Dies trifft übrigens auch auf viele Unternehmer zu, die sich zu einer Restrukturierung durchgerungen haben und nach einigen Monaten feststellen, dass die getroffenen Maßnahmen erste Wirkung zeigen: Der Kreditberater der Hausbank zeigt sich vom Fortführungskonzept beeindruckt und sagt weitere Unterstützung zu. Stammkunden lassen sich auf die neuen Preise ein. Und die begonnene Umstrukturierung erster Abteilungen führt bereits zu ersten Produktivitätssteigerungen.

… schon schleichen sich alte Muster wieder ein

Langsam, aber unübersehbar, schleichen sich nach diesen ersten kleinen Erfolgserlebnissen einige der alten Muster wieder ein. Jene Muster, die das Unternehmen einst in Schwierigkeiten gebracht hatten. Weitere, bereits beschlossene Restrukturierungsmaßnahmen werden noch einmal hinterfragt. Oder noch schlimmer: derart zögerlich angepackt, dass auch unter den Mitarbeitern große Zweifel aufkommen, ob das alles jetzt wirklich noch nötig sei – wo man doch jetzt die von allen zu Recht gefürchtete Pleite offensichtlich abwenden konnte.

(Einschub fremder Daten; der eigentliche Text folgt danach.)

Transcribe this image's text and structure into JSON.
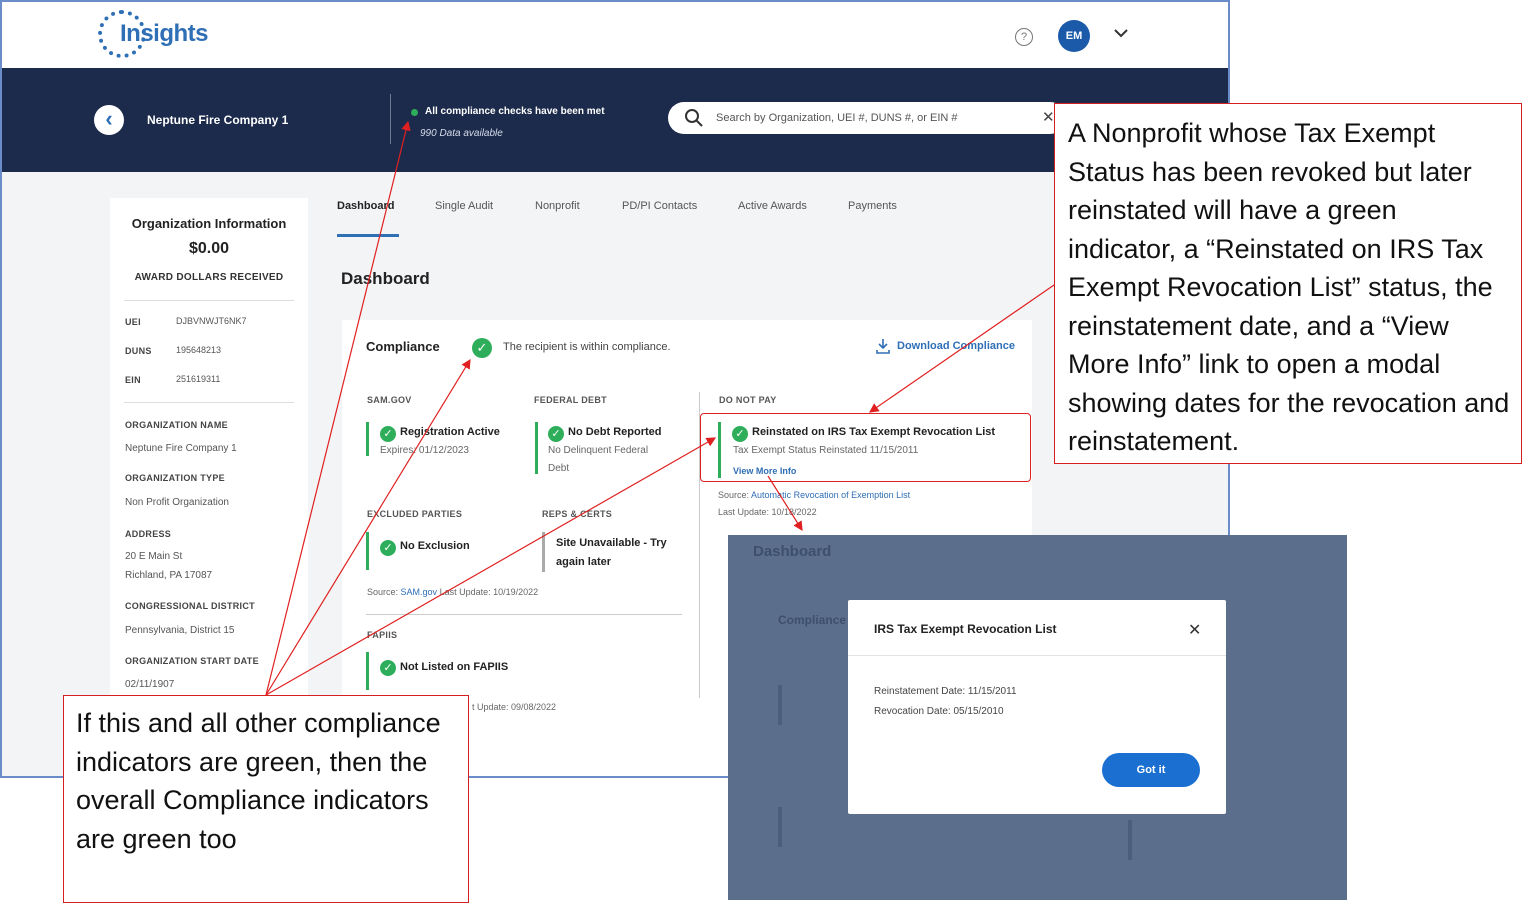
{
  "header": {
    "logo_small_text": "Insights",
    "logo_word": "Insights",
    "logo_tagline": "",
    "avatar_initials": "EM",
    "help_icon": "question-circle-icon",
    "menu_icon": "chevron-down-icon"
  },
  "banner": {
    "org_name": "Neptune Fire Company 1",
    "compliance_status": "All compliance checks have been met",
    "data_available": "990 Data available",
    "search_placeholder": "Search by Organization, UEI #, DUNS #, or EIN #",
    "status_color": "#2eae5b"
  },
  "tabs": [
    "Dashboard",
    "Single Audit",
    "Nonprofit",
    "PD/PI Contacts",
    "Active Awards",
    "Payments"
  ],
  "org_info": {
    "title": "Organization Information",
    "amount": "$0.00",
    "amount_label": "AWARD DOLLARS RECEIVED",
    "uei_label": "UEI",
    "uei": "DJBVNWJT6NK7",
    "duns_label": "DUNS",
    "duns": "195648213",
    "ein_label": "EIN",
    "ein": "251619311",
    "org_name_label": "ORGANIZATION NAME",
    "org_name": "Neptune Fire Company 1",
    "org_type_label": "ORGANIZATION TYPE",
    "org_type": "Non Profit Organization",
    "address_label": "ADDRESS",
    "address_line1": "20 E Main St",
    "address_line2": "Richland, PA 17087",
    "district_label": "CONGRESSIONAL DISTRICT",
    "district": "Pennsylvania, District 15",
    "start_label": "ORGANIZATION START DATE",
    "start_date": "02/11/1907"
  },
  "dashboard": {
    "heading": "Dashboard",
    "compliance_title": "Compliance",
    "compliance_msg": "The recipient is within compliance.",
    "download": "Download Compliance",
    "sam": {
      "header": "SAM.GOV",
      "status": "Registration Active",
      "detail": "Expires: 01/12/2023"
    },
    "debt": {
      "header": "FEDERAL DEBT",
      "status": "No Debt Reported",
      "detail1": "No Delinquent Federal",
      "detail2": "Debt"
    },
    "dnp": {
      "header": "DO NOT PAY",
      "status": "Reinstated on IRS Tax Exempt Revocation List",
      "detail": "Tax Exempt Status Reinstated 11/15/2011",
      "link": "View More Info",
      "source_prefix": "Source:",
      "source_link": "Automatic Revocation of Exemption List",
      "last_update": "Last Update: 10/18/2022"
    },
    "excluded": {
      "header": "EXCLUDED PARTIES",
      "status": "No Exclusion"
    },
    "reps": {
      "header": "REPS & CERTS",
      "status1": "Site Unavailable - Try",
      "status2": "again later"
    },
    "sam_source_prefix": "Source:",
    "sam_source_link": "SAM.gov",
    "sam_last_update": "Last Update: 10/19/2022",
    "fapiis": {
      "header": "FAPIIS",
      "status": "Not Listed on FAPIIS",
      "last_update": "t Update: 09/08/2022"
    }
  },
  "modal_shot": {
    "bg_heading": "Dashboard",
    "bg_compliance": "Compliance",
    "modal_title": "IRS Tax Exempt Revocation List",
    "reinstatement": "Reinstatement Date: 11/15/2011",
    "revocation": "Revocation Date: 05/15/2010",
    "button": "Got it"
  },
  "annotations": {
    "right": "A Nonprofit whose Tax Exempt Status has been revoked but later reinstated will have a green indicator, a “Reinstated on IRS Tax Exempt Revocation List” status, the reinstatement date, and a “View More Info” link to open a modal showing dates for the revocation and reinstatement.",
    "left": "If this and all other compliance indicators are green, then the overall Compliance indicators are green too",
    "color": "#e02020"
  }
}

Die richtige Frage betrifft immer die Zukunft

Vor allem kleinere und mittlere Unternehmen blenden an dieser Stelle des Restrukturierungsprozesses aus, dass auch „Corona-Darlehen“ und Bürgschaften irgendwann einmal auslaufen. Die Gretchenfrage heißt daher nicht: „Warum sollen wir für weitere Restrukturierungsmaßnahmen so viel Zeit und Geld aufwenden, wenn wir doch jetzt schon so viel erreicht haben?“ Richtig wäre vielmehr die Frage: „Was kommt nach der Krise?“

Der Patient ist gerettet, aber noch lange nicht gesund

Zum Vergleich: Ein Chirurg operiert nicht nur deshalb am offenen Herzen, um akut das Leben des Patienten zu retten. Sein Ziel ist es darüber hinaus, dass der Patient nach der Reha wieder ein lebenswertes Leben genießen kann. Die Parallelen zur Restrukturierung sind offensichtlich. Die Maßnahmen dienen nicht nur dazu, ein Unternehmen vor der Insolvenz zu retten, sondern es gleichzeitig zukunftssicher zu machen.

Der beste Freund ist nicht immer der beste Ratgeber

Doch was soll nach der Rettung kommen? Dieses Thema besprechen einige Unternehmer noch immer gerne mit sich selbst, vielleicht auch noch mit dem „besten Freund“. Dessen Qualifikation spielt dabei eine eher untergeordnete Rolle, was zählt, ist das Vertrauen. Und guter Rat ist schließlich teuer – vor allem wenn er vom Unternehmensberater kommt – denken noch immer einige Entscheider.

Guter Rat vom Beirat

Immerhin erkennen zunehmend mehr Unternehmer, dass guter Rat wichtig und nötig ist. Sie verfügen über einen Beirat. Hier können frei von Beschäftigungs-Abhängigkeiten hinter verschlossenen Türen richtige und wichtige Fragen gestellt sowie Ratschläge erteilt werden. Die Aufwandsentschädigungen für Beiräte sind im Vergleich zu den Honoraren namhafter Berater außerordentlich gering. Im Idealfall ist die Zusammensetzung des Beirats heterogen. Dies betrifft unterschiedliche Qualifikationen, Altersgruppen und auch die Geschlechterverteilung. Ähnlich wie auf den Vorstandsetagen großer Konzerne gibt es auch in Beiräten allerdings noch immer deutlichen Nachholbedarf bei der Zahl der Frauen. Doch auf dieses Thema komme ich ein andermal zurück.

Bis zum nächsten Mal. Bleiben Sie wie immer gesund und wachsam – es geht schließlich um Ihr Unternehmen.